The High Court has upheld an appeal to carry out test drilling operations for onshore shale gas in England – opening the way to full shale gas extraction in the UK.

The contested permit for the test drilling at Kirby Misperton, Yorkshire, was the first approval for shale gas fracking since a moratorium (in England) was lifted in 2012.

Substantial amounts of shale gas are estimated to be trapped in underground rocks and the British government wants to exploit it to help offset declining North Sea oil and gas output, create some 64,000 jobs and help economic growth.

The court ruled that a fracking permit awarded by North Yorkshire Council to developer Third Energy was still valid despite being challenged by environmental campaigners.

The minority SNP-led Scottish government in Edinburgh imposed a ‘temporary’ moratorium on onshore drilling for shale gas in Scotland.

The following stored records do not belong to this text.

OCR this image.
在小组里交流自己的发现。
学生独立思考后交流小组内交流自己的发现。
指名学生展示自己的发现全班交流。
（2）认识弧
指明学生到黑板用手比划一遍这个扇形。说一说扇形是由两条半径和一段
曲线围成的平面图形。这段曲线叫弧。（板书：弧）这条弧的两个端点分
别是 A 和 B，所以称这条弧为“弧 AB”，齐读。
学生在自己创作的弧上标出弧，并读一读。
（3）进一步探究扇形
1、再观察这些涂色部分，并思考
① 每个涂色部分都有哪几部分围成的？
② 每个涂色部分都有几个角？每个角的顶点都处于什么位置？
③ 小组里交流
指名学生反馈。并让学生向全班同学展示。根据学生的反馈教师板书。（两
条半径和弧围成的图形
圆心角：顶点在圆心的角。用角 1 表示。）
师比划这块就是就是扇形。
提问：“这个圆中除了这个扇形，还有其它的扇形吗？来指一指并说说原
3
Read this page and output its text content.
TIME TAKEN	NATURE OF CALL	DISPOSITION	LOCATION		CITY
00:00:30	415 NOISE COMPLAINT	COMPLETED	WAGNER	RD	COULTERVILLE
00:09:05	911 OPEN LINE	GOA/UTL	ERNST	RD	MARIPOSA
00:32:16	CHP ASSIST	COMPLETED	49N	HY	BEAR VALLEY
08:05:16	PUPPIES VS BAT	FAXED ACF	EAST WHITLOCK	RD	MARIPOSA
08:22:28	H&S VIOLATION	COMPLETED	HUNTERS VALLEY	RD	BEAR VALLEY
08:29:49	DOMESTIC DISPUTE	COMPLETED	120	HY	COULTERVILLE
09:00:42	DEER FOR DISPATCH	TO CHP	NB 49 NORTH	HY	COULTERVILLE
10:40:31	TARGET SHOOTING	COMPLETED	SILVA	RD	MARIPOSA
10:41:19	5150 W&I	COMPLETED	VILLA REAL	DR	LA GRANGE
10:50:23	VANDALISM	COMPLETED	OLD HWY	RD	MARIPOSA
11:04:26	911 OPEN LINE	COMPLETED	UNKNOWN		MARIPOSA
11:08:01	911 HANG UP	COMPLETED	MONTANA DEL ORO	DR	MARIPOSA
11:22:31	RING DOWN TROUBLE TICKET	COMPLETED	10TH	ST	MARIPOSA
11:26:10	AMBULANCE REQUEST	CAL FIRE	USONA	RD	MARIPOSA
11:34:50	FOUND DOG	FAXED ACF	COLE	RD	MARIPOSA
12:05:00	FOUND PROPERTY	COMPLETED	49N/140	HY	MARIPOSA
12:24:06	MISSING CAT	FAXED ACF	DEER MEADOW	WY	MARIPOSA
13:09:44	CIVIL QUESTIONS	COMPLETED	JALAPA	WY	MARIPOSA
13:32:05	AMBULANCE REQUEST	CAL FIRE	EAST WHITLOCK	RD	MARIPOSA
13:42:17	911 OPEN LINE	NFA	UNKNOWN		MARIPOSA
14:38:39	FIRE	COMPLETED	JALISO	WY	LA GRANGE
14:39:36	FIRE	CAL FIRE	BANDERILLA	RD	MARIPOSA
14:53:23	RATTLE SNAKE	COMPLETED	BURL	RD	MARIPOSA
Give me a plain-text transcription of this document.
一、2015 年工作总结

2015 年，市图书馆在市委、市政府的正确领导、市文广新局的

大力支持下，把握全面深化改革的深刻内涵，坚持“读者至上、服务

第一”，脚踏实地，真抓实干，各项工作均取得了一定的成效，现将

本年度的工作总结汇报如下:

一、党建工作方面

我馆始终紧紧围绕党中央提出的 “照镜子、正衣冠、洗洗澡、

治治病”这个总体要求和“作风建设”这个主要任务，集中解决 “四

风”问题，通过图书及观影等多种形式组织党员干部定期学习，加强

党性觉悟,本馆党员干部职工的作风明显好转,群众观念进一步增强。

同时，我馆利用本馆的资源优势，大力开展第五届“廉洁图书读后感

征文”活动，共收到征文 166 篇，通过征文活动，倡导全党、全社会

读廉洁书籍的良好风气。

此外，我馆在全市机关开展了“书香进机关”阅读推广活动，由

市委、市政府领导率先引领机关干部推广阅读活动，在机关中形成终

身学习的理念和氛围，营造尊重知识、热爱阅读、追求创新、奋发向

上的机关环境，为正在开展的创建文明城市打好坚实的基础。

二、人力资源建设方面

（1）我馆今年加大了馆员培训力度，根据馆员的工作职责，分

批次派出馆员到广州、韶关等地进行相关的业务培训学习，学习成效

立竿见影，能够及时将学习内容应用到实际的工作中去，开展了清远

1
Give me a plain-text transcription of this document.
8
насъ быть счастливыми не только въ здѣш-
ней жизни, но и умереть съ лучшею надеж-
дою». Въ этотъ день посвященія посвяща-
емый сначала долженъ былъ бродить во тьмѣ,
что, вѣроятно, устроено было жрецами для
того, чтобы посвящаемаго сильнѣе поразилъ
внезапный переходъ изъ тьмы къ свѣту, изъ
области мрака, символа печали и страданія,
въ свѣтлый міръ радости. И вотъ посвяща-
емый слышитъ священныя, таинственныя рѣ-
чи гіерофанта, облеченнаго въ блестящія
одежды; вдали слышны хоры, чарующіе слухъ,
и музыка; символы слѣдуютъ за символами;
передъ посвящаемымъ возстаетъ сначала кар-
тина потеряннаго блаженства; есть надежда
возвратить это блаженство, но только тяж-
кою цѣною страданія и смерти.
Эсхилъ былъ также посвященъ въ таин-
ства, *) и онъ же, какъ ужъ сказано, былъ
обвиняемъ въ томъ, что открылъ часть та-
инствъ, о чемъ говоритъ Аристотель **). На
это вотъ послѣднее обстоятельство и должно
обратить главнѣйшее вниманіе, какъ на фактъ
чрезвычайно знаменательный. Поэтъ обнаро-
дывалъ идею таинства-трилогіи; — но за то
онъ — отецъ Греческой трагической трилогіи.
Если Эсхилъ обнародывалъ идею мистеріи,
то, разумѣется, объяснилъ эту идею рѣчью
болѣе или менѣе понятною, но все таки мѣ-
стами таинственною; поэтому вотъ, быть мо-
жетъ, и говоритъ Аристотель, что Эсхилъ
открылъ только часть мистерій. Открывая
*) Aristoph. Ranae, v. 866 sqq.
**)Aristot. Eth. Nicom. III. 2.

After a series of expert scientific reports gave a qualified thumbs-up – for a second time –  for a Scottish shale gas industry on health, safety, economic and environment grounds, the Scottish Energy Minister last month then re-issued these independent reports for a round of lay consultation with the public.

Third Energy, which is owned by former bankers from the Barclays Natural Resource Investments private equity business, had been expected to produce Britain’s first shale gas this year before its permit award was appealed.

Rasik Valand, Chief Executive of Third Energy, said: “The permission places a great obligation on Third Energy to prove that we can carry out the test fracs in the same safe, discreet and environmentally sensitive way that we have conducted our gas exploration and energy generation activities over the past two decades.

“The council set 40 conditions to the grant of planning permission which the company is well on its way to satisfying.

“It is worth remembering that we are nearly two years into a planning application process for a proposed operation that would take less than 12 weeks to complete.

“We are confident that we will prove to the local community that their elected representatives were right to grant this permission.  We look forward to the results of the test fracs which will help establish whether gas can be produced from deeper and tighter rock formations at the Kirby Misperton site.”